Erfahrene Rollenspiel-Komponisten mit besonderen Aufgaben

Die Musik von Nintendos First-Party-Titeln stammt von fest beim Konzern angestellten Komponisten. Ganz anders bei „Xenoblade Chronicles“, dessen Entwickler Monolith Soft keine eigenen Komponisten hat und stattdessen, wie in großen Teilen der Branche üblich, auf freiberufliche Musiker zurückgriff. Das sechsköpfige Komponisten-Team setzte sich sowohl aus namhaften als auch aus noch unbekannten Spielekomponisten zusammen. Wir stellen sie vor und beginnen mit Yasunori Mitsuda, der bereits für „Xenogears“ und „Xenosaga“ Musik geschrieben hatte. Für „Xenoblade“ steuerte er zwar nur ein einziges Stück bei, dafür aber ein sehr wichtiges: Den Song am Ende des Spiels, dem die Aufgabe zukam, das gesamte Spielerlebnis zu einem treffenden Abschluss zu bringen.
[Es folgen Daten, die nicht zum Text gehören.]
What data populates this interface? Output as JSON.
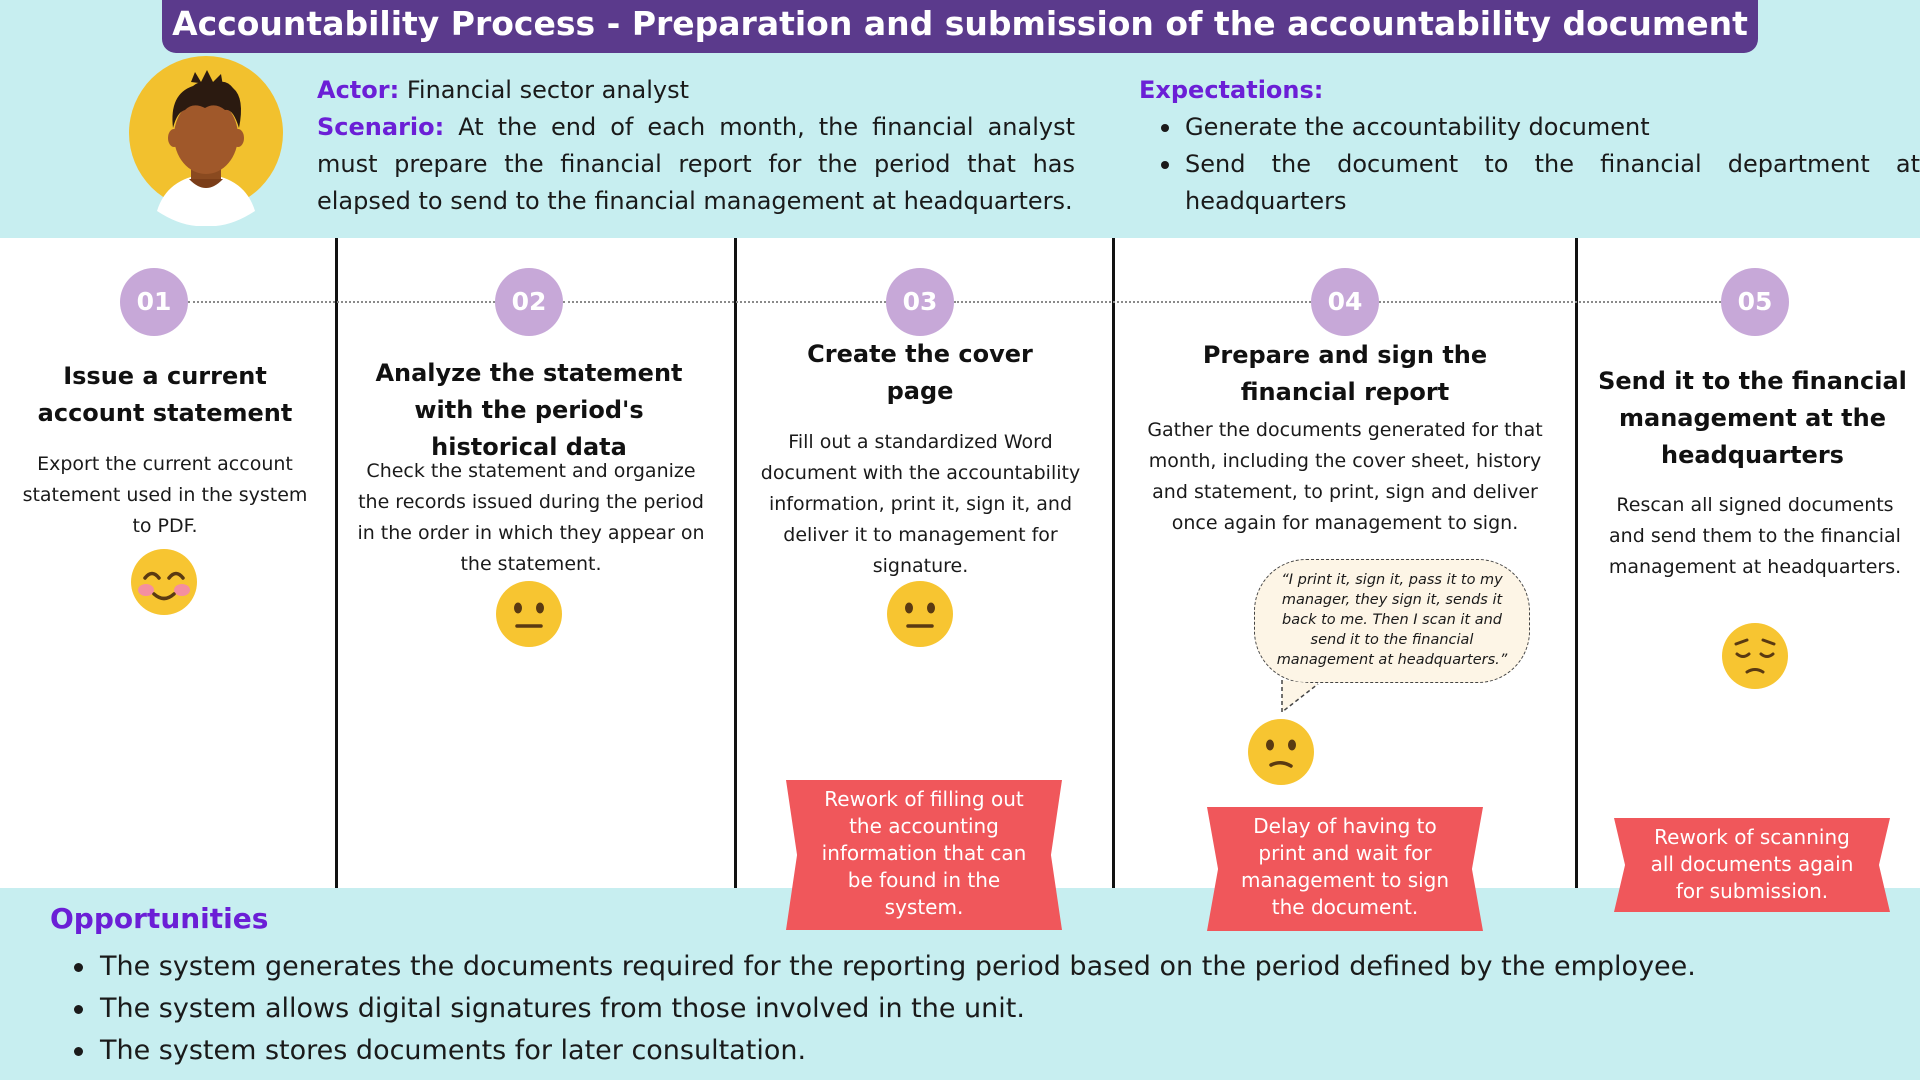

Eine weitere bekannte Spielekomponisten-Persönlichkeit war die unter anderem für die Musik von „Mario & Luigi“ und „Kingdom Hearts“ bekannte Yoko Shimomura. Auch ihre Kompositionen haben eine Schlüsselrolle in „Xenoblade Chronicles“; sie sind unter anderem im Titelbildschirm, während des Prologs, in Kolonie 9 sowie während Standardkämpfen zu hören. „Xenoblade“-Projektleiter Tetsuya Takahashi kannte sie zwar wie auch Mitsuda bereits aus seiner Zeit bei Square, hatte aber zuvor noch nie mit ihr zusammengearbeitet. Dass er Shimomura für sein Projekt haben wollte, hatte einen besonderen Grund: „Ich wollte eine andere Atmosphäre erzeugen als bei den Titeln, an denen ich vorher gearbeitet habe.“

Großer Durchbruch für vier Newcomer

Die Musikproduktion übernahm Dog Ear Records, das Unternehmen der Spielmusik-Ikone Nobuo Uematsu, welches auch die übrigen vier Komponisten von „Xenoblade“ an Takahashi vermittelte: Manami Kiyota sowie die aus Tomori Kudo, Hiroyo Yamanaka und Kenji Hiramatsu bestehende Gruppe ACE+. Die nur spärlichen früheren Spielesoundtracks dieser vier Komponisten – Kiyota schrieb zuvor Musik für „PokéPark Wii“, während Yamanaka und Kudo vorher an einem „Tamagotchi“-Spiel für das N64 gearbeitet hatten – dürfen nicht darüber hinwegtäuchen, dass der Großteil der 90 Musikstücke aus „Xenoblade Chronicles“ von ihnen stammt.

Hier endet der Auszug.